Cryptococcus, a fungus, can also cause meningitis. It usually occurs in people with weakened immune systems, such as people with AIDS. But recently there has been a more aggressive strain found on Vancouver Island's eastern coast that can infect healthy people. Tuberculosis (TB) can cause meningitis, but in Canada it is usually seen in people who became infected with TB in their youth while growing up in other countries.
Certain medications and chemical irritants can cause in inflammation of the brain similar to meningitis. There have also been rare reports of vaccines causing meningitis. Viral or chemically-induced meningitis often goes away on its own.

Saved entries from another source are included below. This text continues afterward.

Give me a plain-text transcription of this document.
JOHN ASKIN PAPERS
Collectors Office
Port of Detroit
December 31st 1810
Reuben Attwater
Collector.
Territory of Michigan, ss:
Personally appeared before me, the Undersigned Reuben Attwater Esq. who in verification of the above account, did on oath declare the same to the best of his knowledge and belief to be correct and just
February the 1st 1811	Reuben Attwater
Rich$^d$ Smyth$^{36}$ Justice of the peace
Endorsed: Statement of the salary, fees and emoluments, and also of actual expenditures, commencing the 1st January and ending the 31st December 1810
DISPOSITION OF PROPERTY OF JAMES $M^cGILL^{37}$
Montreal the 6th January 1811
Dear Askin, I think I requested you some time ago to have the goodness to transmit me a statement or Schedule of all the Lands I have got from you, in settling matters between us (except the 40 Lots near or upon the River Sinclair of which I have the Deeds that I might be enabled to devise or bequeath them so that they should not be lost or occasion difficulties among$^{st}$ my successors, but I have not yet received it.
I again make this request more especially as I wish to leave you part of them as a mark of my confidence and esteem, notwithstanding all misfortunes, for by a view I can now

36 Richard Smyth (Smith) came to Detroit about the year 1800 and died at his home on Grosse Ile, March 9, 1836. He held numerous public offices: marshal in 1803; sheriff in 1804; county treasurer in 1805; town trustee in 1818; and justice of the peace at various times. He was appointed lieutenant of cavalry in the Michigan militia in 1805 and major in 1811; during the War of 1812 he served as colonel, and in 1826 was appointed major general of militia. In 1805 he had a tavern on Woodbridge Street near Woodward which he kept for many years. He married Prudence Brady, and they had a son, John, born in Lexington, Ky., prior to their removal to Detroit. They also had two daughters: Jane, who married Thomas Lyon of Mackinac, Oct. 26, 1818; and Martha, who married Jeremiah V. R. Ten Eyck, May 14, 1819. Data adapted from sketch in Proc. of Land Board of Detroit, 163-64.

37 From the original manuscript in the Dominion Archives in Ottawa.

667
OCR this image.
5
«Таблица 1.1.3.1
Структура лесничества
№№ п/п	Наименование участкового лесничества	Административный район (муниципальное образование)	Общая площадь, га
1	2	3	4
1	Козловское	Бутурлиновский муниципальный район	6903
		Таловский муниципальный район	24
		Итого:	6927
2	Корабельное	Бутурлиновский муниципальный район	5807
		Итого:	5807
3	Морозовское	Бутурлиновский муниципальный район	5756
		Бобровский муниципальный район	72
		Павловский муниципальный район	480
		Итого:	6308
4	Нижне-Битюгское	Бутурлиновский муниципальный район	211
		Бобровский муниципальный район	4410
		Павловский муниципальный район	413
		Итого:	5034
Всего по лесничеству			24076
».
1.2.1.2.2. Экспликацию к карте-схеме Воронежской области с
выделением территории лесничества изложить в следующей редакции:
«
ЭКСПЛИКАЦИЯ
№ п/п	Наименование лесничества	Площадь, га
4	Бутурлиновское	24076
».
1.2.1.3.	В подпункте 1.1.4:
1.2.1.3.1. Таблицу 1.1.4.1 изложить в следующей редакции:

Bacterial meningitis, on the other hand, is a very serious illness. The different types of bacteria that can cause it aren't normally dangerous – over half the population carries one or another of these bacteria in the back of the nose and throat. They're commonly transmitted by coughing, sneezing, and kissing, but they can't live outside the human body for very long. When they manage to enter the cerebrospinal fluid and begin multiplying, the bacteria cause inflammation and other symptoms of meningitis.
There are many species of bacteria that can cause meningitis. The most common causes of bacterial meningitis are Meningococcus (Neisseria meningitis), Pneumococcus (Streptococcus pneumoniae), group B Streptococcus (Streptococcus agalactiae), and E. coli (Eschericia coli). Before 1992, the bacteria Haemophilus influenzae type b (Hib) was the most common cause of bacterial meningitis. Now that infants in Canada are immunized with the Hib vaccine, meningitis caused by Hib is very rare.
Children under the age of 2 are most susceptible to meningitis. Other things that increase the risk are:
- brain or spinal cord surgery
- head injury
- impaired or abnormal immune system
- kidney failure
- the use of corticosteroids (e.g., prednisone)
- cancer, especially breast, lung, skin, leukemia, and lymphoma. When cancer is the cause of the meningitis it is called carcinomatous meningitis or leptomeningeal metastatis.